Unions to Non-Members: We'll Still Force You to Pay Wages for Union Business


Mackinac Center for Public Policy / Youtube

Can a teachers union force non-members to pay the wages of unionized teachers who are away from their jobs on "union business"? The Mackinac Center for Public Policy says no.

Adam Neuman, a public school teacher in Brighton, Michigan, is a veteran who served in Afghanistan in 2011. He disagreed with the National Education Association—the parent organization for his local union—over the organization's anti-war activism, and sought to leave the union in accordance with the state's Right to Work law.

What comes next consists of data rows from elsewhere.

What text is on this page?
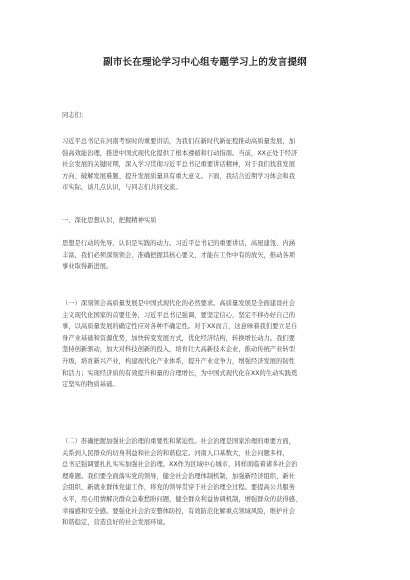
副市长在理论学习中心组专题学习上的发言提纲
同志们：
习近平总书记在河南考察时的重要讲话，为我们在新时代新征程推动高质量发展，加
强高效能治理，推进中国式现代化提供了根本遵循和行动指南。当前，XX正处于经济
社会发展的关键时期，深入学习贯彻习近平总书记重要讲话精神，对于我们找准发展
方向、破解发展难题、提升发展质量具有重大意义。下面，我结合近期学习体会和我
市实际，谈几点认识，与同志们共同交流。
一、深化思想认识，把握精神实质
思想是行动的先导，认识是实践的动力。习近平总书记的重要讲话，高屋建瓴、内涵
丰富，我们必须深刻领会，准确把握其核心要义，才能在工作中有的放矢，推动各项
事业取得新进展。
（一）深刻领会高质量发展是中国式现代化的必然要求。高质量发展是全面建设社会
主义现代化国家的首要任务，习近平总书记强调，要坚定信心，坚定不移办好自己的
事，以高质量发展的确定性应对各种不确定性。对于XX而言，这意味着我们要立足自
身产业基础和资源优势，加快转变发展方式，优化经济结构，转换增长动力。我们要
坚持创新驱动，加大对科技创新的投入，培育壮大高新技术企业，推动传统产业转型
升级，培育新兴产业，构建现代化产业体系，提升产业竞争力，增强经济发展的韧性
和活力；实现经济质的有效提升和量的合理增长，为中国式现代化在XX的生动实践奠
定坚实的物质基础。
（二）准确把握加强社会治理的重要性和紧迫性。社会治理是国家治理的重要方面，
关系到人民群众的切身利益和社会的和谐稳定。河南人口基数大，社会问题多样，
总书记强调要扎扎实实加强社会治理。XX作为区域中心城市，同样面临着诸多社会治
理难题。我们要全面落实党的领导，健全社会治理体制机制，加强新经济组织、新社
会组织、新就业群体党建工作，将党的领导贯穿于社会治理全过程。要提高公共服务
水平，用心用情解决群众急难愁盼问题，健全群众利益协调机制，增强群众的获得感、
幸福感和安全感。要强化社会治安整体防控，有效防范化解重点领域风险，维护社会
和谐稳定，营造良好的社会发展环境。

Neuman believed that would end any obligation he had to contribute money toward views he didn't support. He was wrong. The union insisted that his contract still required him to contribute money toward a "release time" fund, which pays teachers who have temporarily stepped away from their normal duties to attend to union business. (Taxpayers also subsidize this practice to the tune of $2.7 million, according to Mackinac.)

Mackinac has filed suit on behalf of Neuman:

"What part of opting out does the union not understand?" said Patrick Wright, vice president for legal affairs at the Mackinac Center for Public Policy. "They are not allowed to raid a non-member's paycheck."

In addition to the fact that the "release time" payments force non-members to pay for activities they don't support and have a legal right to disassociate from, the practice has a secondary, insidious effect. Neuman explained that teachers will be more reluctant to leave the union if they are forced to pay regardless:

Neuman says he knows teachers who feel that way.

"Their opinion was, they wanted out, but if they're going to still take my money, I might as well stay in so I can at least vote," said Neuman.

Keep in mind that Michigan Education Association President Steven Cook repeatedly denigrated ex-members as "freeloaders." Attempting to exercise basic free association rights sure is a nasty business when the union bosses fight back.